The idea is to use merge sort (toke me a bit of time to prove it’s O(n log n) and quite some time to debug…). Since recursion is also space-expensive, we use while loop to replace recursion.

Here’s the code… pretty long this time. And I think this code is a bit ugly. Don’t know how to beautify it yet.

class Solution {
public :
ListNode * sortList ( ListNode * head ) {
// IMPORTANT: Please reset any member data you declared, as
// the same Solution instance will be reused for each test case.

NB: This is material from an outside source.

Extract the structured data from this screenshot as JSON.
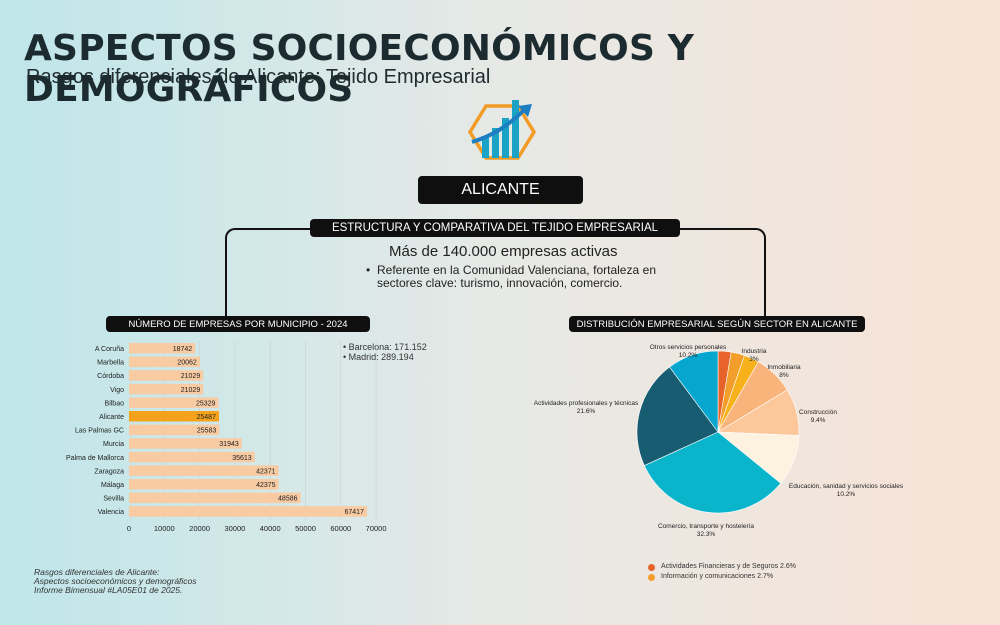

// IMPORTANT: Please reset any member data you declared, as
// the same Solution instance will be reused for each test case.
int cnt = 0 ;
ListNode * node = head ;
while ( node != NULL ){ cnt ++; node = node -> next ; }
int lvl = 1 ;
while ( lvl < cnt ){
node = head ; ListNode * prev = NULL ;
while ( node != NULL ){
ListNode * start = node ;
for ( int i = 0 ; i < lvl && node != NULL ; i ++)
node = node -> next ;
ListNode * middle = node , * tail = NULL ;
for ( int i = 0 ; i < lvl && node != NULL ; i ++)
node = node -> next ;
ListNode * nhead = merge ( start , middle , lvl , & tail );
if ( prev == NULL ) head = nhead ;
else prev -> next = nhead ;
prev = tail ;
}
if ( prev != NULL ) prev -> next = NULL ;
lvl <<= 1 ;
}
return head ;
}
ListNode * merge ( ListNode * l1 , ListNode * l2 , int lvl , ListNode ** tail ){
int c1 = 0 , c2 = 0 ;
if ( l1 == NULL || l2 == NULL ){ return l1 ; * tail = NULL ;}
ListNode * node = NULL ,* head = NULL ;
while (( c1 < lvl ) && ( l2 != NULL ) && ( c2 < lvl )){
ListNode * result ;
if ( l1 -> val < l2 -> val ){
result = l1 ; c1 ++; l1 = l1 -> next ;
} else {
result = l2 ; c2 ++; l2 = l2 -> next ;
}
if ( node != NULL ){
node -> next = result ;
} else {
head = result ;
}
node = result ;
}
while ( c1 < lvl ){
node -> next = l1 ; node = l1 ;
c1 ++; l1 = l1 -> next ;
}
while (( c2 < lvl ) && ( l2 != NULL )){
node -> next = l2 ; node = l2 ;
c2 ++; l2 = l2 -> next ;
}
* tail = node ;
return head ;
}
};